Non manca chi arriva in aeroporto senza passaporto… e che grazie al largo anticipo con cui diamo appuntamento prima del volo si riesce a risolvere in poco tempo. O ragazzi, o ragazze, che decidono in totale autonomia, una volta atterrati a Lima, di uscire dalla zona delle valigie alla ricerca di un bagno, abbandonando appunto il proprio bagaglio senza poter rientrare a riprenderlo dopo. O chi a poche ore di dover consegnare il cellulare cerca di corrompere uno staff offrendo addirittura 50 euro a settimana se può avere di nascosto il proprio smartphone.

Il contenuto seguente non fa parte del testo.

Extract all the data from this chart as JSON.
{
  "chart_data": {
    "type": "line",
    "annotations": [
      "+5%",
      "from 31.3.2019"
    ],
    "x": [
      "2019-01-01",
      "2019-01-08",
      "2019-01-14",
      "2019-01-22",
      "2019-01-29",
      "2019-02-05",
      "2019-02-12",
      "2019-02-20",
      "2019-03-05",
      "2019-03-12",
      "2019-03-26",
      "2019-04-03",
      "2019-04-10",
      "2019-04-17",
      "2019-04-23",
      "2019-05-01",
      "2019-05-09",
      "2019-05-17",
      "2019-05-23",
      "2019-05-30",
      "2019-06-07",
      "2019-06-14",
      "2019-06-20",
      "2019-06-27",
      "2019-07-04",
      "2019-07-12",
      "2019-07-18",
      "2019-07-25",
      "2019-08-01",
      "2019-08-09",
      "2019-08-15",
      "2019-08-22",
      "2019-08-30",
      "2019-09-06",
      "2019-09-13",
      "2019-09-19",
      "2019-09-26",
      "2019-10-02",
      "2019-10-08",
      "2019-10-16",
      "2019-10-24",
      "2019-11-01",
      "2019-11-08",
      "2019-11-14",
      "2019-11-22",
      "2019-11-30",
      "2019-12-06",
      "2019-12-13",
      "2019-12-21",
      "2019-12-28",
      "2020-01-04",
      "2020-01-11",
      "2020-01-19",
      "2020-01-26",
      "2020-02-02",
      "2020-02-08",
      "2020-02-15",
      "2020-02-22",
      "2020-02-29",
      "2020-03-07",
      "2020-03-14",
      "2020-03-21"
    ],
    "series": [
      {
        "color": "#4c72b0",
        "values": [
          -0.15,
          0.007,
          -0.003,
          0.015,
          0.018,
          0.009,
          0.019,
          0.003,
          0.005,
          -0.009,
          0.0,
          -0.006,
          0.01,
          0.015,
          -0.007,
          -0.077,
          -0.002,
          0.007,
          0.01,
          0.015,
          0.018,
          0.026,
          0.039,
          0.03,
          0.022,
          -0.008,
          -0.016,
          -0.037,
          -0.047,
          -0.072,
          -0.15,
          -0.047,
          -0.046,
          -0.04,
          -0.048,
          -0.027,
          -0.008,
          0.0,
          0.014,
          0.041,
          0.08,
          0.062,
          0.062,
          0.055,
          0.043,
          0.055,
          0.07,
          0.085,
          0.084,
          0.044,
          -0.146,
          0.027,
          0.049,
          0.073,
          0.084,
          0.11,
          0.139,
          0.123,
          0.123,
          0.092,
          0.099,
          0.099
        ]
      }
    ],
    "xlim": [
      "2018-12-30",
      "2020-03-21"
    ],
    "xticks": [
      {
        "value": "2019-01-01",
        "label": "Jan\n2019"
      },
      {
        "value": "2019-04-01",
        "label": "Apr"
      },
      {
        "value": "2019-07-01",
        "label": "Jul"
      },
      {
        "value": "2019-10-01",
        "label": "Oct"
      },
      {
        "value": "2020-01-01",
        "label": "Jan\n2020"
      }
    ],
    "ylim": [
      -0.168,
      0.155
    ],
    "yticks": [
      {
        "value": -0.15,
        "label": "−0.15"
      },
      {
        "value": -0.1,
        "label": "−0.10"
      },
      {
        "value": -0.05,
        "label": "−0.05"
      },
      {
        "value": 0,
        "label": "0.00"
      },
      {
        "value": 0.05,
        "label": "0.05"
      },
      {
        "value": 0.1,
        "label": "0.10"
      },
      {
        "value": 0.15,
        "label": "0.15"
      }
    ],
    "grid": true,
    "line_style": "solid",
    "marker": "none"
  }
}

Una volta recuperate le valigie carichiamo i pullman in rigorosa fila italiana, ovvero in un “ammucchio” di persone che si superano a vicende senza molto ordine ne senso pur di essere i primi a caricare il proprio bagaglio e salire sul pullman! Arrivati a “casa”, dopo circa un’ora di traffico limeno, chi più chi meno i nostri ragazzi divorano tutto ciò che ce a portata di mano, senza badare alla visibile fatica che si intravede nei loro volti e occhi! Segue un breve briefing con tre indicazioni precise per la prima serata: la prima sull’abolizione dell’autonomia decisione, ovvero che ogni cosa che vogliono fare va comunicata e coordinata con i responsabili; la seconda sul bere o meno l’acqua dal rubinetto, cosa assolutamente vietata pur di salvaguardarli da passare parecchie ore seduti sul gabinetto; e infine l’importanza, molto grafica nelle sue conseguenze, di non buttare la carta nel cesso. Comunichiamo piano piano le stanze, e mentre si esce dall’auditorio per rivolgersi alla propria stanza si “molla” il proprio cellulare.
Piano piano il cortile di quella che sarà la nostra casa nei prossimi sette giorni si svuota, la stanchezza ha la meglio sui ragazzi, e anche se domani le attività inizieranno un'ora più tarde del solito, noi già sappiamo che la stragrande maggioranza sarà sveglia molto presto in una lotta continua con il jet lag!